In this current moment, we are sheltering in place with my parents, her Nana and Tata, and my sisters, her Tias. This has expanded her storytelling circle – opening up her world to even more stories. A beautiful gift is the sobremesa, after dinner, when we continue to linger at the table, together, and engage in conversations that always lead to stories. These stories start with us recounting our “day at work” via Zoom, what we will eat at the next meal (LOL) and conversations about the news, which then connect us to stories that my parents tell about their own parents and childhoods.  These stories connect our current political, racial, and educational context to my own parents’ experiences as children and young men and women and the impact this had on them – and how they pushed through these challenges, still finding hope and ways to thrive.

These moments, during the sobremesa, and throughout the spaces of our day, as we navigate our current situation together, I have re-discovered the importance of storytelling, not just in Milagros’ life, but also in my own life and the lives of my family. These stories have helped us to remember, to connect, to laugh and to heal, while connecting to the wisdom of our ancestors – and sharing these gifts with Milagros. 

Book Making – Jessi 

I want both of my children to see themselves as readers and writers and one way that I can build up and sustain their literate identities is through book making. In their book, Already Ready, Matt Glover and Katie Wood Ray write that children of all ages have a vision for bookmaking. Picture books are the most familiar kind of writing for children. “The authenticity inherent in making a kind of writing they know as readers- a picture book- is hugely significant” (Glover & Ray, 2008). In making picture books, the illustration or drawing work a child does holds as much meaning as any potential words they write. When making books, children are able to compose in a variety of genres of their choosing: narrative, fantasy, how-to, or informational. 

My youngest daughter, Lea, has been experimenting with different ways to make books. To begin, we gathered blank paper, some colorful pens, and our favorite mentor texts. Recently, Lea and I went for a walk in our neighborhood, and as we walked along the trails and through the different streets, Lea began to take pictures of things that were important to her. Each time, she stopped to take a picture with my phone, I prompted her to “say more” about it. I asked her to name what she was taking a picture of and why. After we returned home, I printed the pictures and Lea stapled them together, thus making a book.
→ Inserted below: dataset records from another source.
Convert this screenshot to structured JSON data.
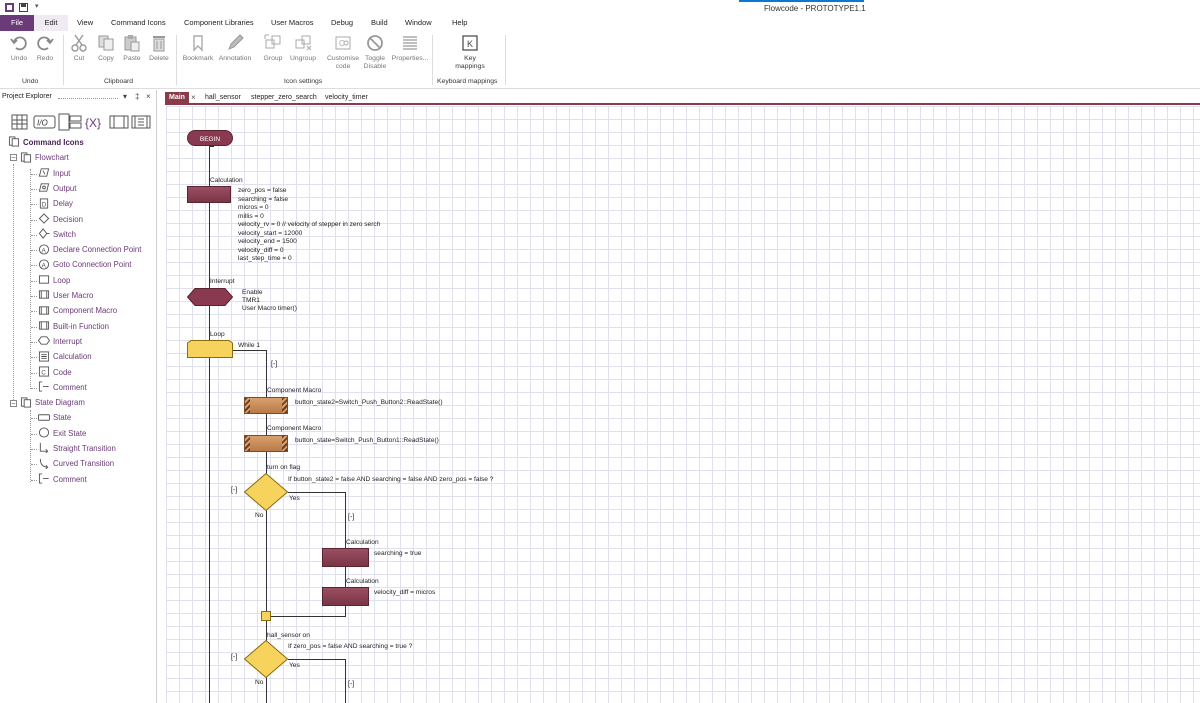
{
  "window": {
    "title": "Flowcode - PROTOTYPE1.1"
  },
  "menu": {
    "items": [
      "File",
      "Edit",
      "View",
      "Command Icons",
      "Component Libraries",
      "User Macros",
      "Debug",
      "Build",
      "Window",
      "Help"
    ]
  },
  "ribbon": {
    "undo": "Undo",
    "redo": "Redo",
    "group_undo": "Undo",
    "cut": "Cut",
    "copy": "Copy",
    "paste": "Paste",
    "delete": "Delete",
    "group_clipboard": "Clipboard",
    "bookmark": "Bookmark",
    "annotation": "Annotation",
    "group": "Group",
    "ungroup": "Ungroup",
    "customise_l1": "Customise",
    "customise_l2": "code",
    "toggle_l1": "Toggle",
    "toggle_l2": "Disable",
    "properties": "Properties...",
    "group_icon_settings": "Icon settings",
    "key_l1": "Key",
    "key_l2": "mappings",
    "group_keyboard": "Keyboard mappings"
  },
  "explorer": {
    "title": "Project Explorer",
    "toolstrip_io": "I/O",
    "toolstrip_var": "{X}",
    "tree": [
      {
        "label": "Command Icons",
        "icon": "command-icons-icon"
      },
      {
        "label": "Flowchart",
        "icon": "flowchart-icon"
      },
      {
        "label": "Input",
        "icon": "input-icon"
      },
      {
        "label": "Output",
        "icon": "output-icon"
      },
      {
        "label": "Delay",
        "icon": "delay-icon"
      },
      {
        "label": "Decision",
        "icon": "decision-icon"
      },
      {
        "label": "Switch",
        "icon": "switch-icon"
      },
      {
        "label": "Declare Connection Point",
        "icon": "declare-connection-icon"
      },
      {
        "label": "Goto Connection Point",
        "icon": "goto-connection-icon"
      },
      {
        "label": "Loop",
        "icon": "loop-icon"
      },
      {
        "label": "User Macro",
        "icon": "user-macro-icon"
      },
      {
        "label": "Component Macro",
        "icon": "component-macro-icon"
      },
      {
        "label": "Built-in Function",
        "icon": "builtin-function-icon"
      },
      {
        "label": "Interrupt",
        "icon": "interrupt-icon"
      },
      {
        "label": "Calculation",
        "icon": "calculation-icon"
      },
      {
        "label": "Code",
        "icon": "code-icon"
      },
      {
        "label": "Comment",
        "icon": "comment-icon"
      },
      {
        "label": "State Diagram",
        "icon": "state-diagram-icon"
      },
      {
        "label": "State",
        "icon": "state-icon"
      },
      {
        "label": "Exit State",
        "icon": "exit-state-icon"
      },
      {
        "label": "Straight Transition",
        "icon": "straight-transition-icon"
      },
      {
        "label": "Curved Transition",
        "icon": "curved-transition-icon"
      },
      {
        "label": "Comment",
        "icon": "comment-icon"
      }
    ]
  },
  "tabs": [
    "Main",
    "hall_sensor",
    "stepper_zero_search",
    "velocity_timer"
  ],
  "flowchart": {
    "begin": "BEGIN",
    "calc1": {
      "title": "Calculation",
      "lines": [
        "zero_pos = false",
        "searching = false",
        "micros = 0",
        "millis = 0",
        "velocity_rv = 0 // velocity of stepper in zero serch",
        "velocity_start = 12000",
        "velocity_end = 1500",
        "velocity_diff = 0",
        "last_step_time = 0"
      ]
    },
    "interrupt": {
      "title": "Interrupt",
      "lines": [
        "Enable",
        "TMR1",
        "User Macro timer()"
      ]
    },
    "loop": {
      "title": "Loop",
      "cond": "While 1"
    },
    "collapse": "[-]",
    "comp1": {
      "title": "Component Macro",
      "text": "button_state2=Switch_Push_Button2::ReadState()"
    },
    "comp2": {
      "title": "Component Macro",
      "text": "button_state=Switch_Push_Button1::ReadState()"
    },
    "dec1": {
      "title": "turn on flag",
      "cond": "If  button_state2 = false AND searching = false AND zero_pos = false ?",
      "yes": "Yes",
      "no": "No"
    },
    "calc2": {
      "title": "Calculation",
      "text": "searching = true"
    },
    "calc3": {
      "title": "Calculation",
      "text": "velocity_diff = micros"
    },
    "dec2": {
      "title": "hall_sensor on",
      "cond": "If  zero_pos = false AND searching = true ?",
      "yes": "Yes",
      "no": "No"
    }
  }
}
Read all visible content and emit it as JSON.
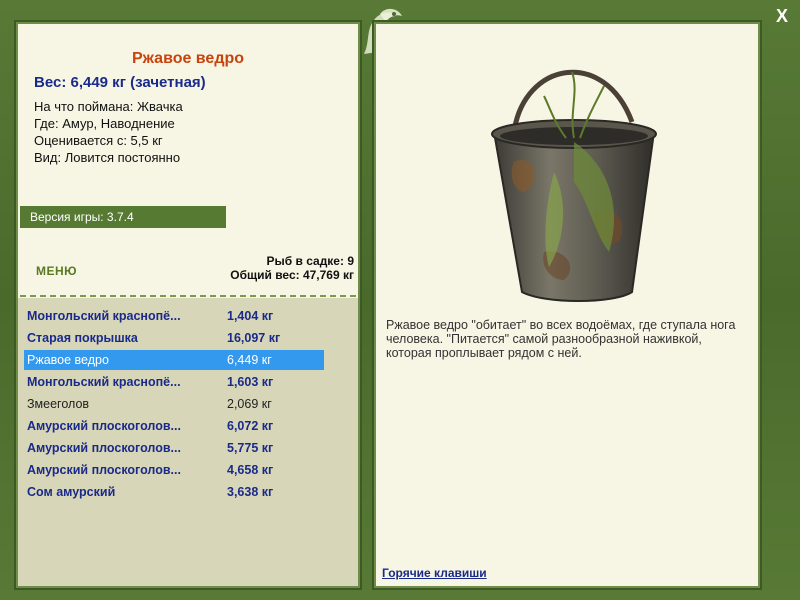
{
  "fish": {
    "title": "Ржавое ведро",
    "weight_line": "Вес: 6,449 кг (зачетная)",
    "caught_on": "На что поймана: Жвачка",
    "where": "Где: Амур, Наводнение",
    "valued_from": "Оценивается с: 5,5 кг",
    "kind": "Вид: Ловится постоянно",
    "description": "Ржавое ведро \"обитает\" во всех водоёмах, где ступала нога человека. \"Питается\" самой разнообразной наживкой, которая проплывает рядом с ней."
  },
  "version": "Версия игры: 3.7.4",
  "menu_label": "МЕНЮ",
  "keep": {
    "count_line": "Рыб в садке: 9",
    "total_line": "Общий вес: 47,769 кг"
  },
  "catch_list": [
    {
      "name": "Монгольский краснопё...",
      "weight": "1,404 кг",
      "style": "bold"
    },
    {
      "name": "Старая покрышка",
      "weight": "16,097 кг",
      "style": "bold"
    },
    {
      "name": "Ржавое ведро",
      "weight": "6,449 кг",
      "style": "selected"
    },
    {
      "name": "Монгольский краснопё...",
      "weight": "1,603 кг",
      "style": "bold"
    },
    {
      "name": "Змееголов",
      "weight": "2,069 кг",
      "style": "plain"
    },
    {
      "name": "Амурский плоскоголов...",
      "weight": "6,072 кг",
      "style": "bold"
    },
    {
      "name": "Амурский плоскоголов...",
      "weight": "5,775 кг",
      "style": "bold"
    },
    {
      "name": "Амурский плоскоголов...",
      "weight": "4,658 кг",
      "style": "bold"
    },
    {
      "name": "Сом амурский",
      "weight": "3,638 кг",
      "style": "bold"
    }
  ],
  "hotkeys_label": "Горячие клавиши",
  "close_label": "X",
  "icons": {
    "close": "close-icon",
    "emblem": "fish-emblem-icon",
    "item_image": "rusty-bucket-image"
  },
  "colors": {
    "frame": "#4c6a2e",
    "panel": "#f7f5e4",
    "title": "#c8440e",
    "text_blue": "#1a2a8a",
    "selected": "#3399ee"
  }
}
I asked Lea how a reader, who was not present on the walk with us, might know of the pictures she took, and she suggested that she label them. Below are two pages from Lea’s book:

                             

                                 Flower                                                                                                     Hans (the family dog)

This text became something that Lea frequently read on her own, as it was composed of the ideas and concepts that mattered most to her. As an educator and mama, it can be tempting to write the words for Lea or to correct her invented spelling. Instead, I let the words live on the page as they were. After Lea made her book telling the story of our neighborhood walk, we called her cousins and she shared it with them. When children like Lea make books, and those books are shared with others, the experience of composing lives on and sends an important message to the child: composing creates a record that holds fast throughout time and that they, too, are writers- just like their favorite authors.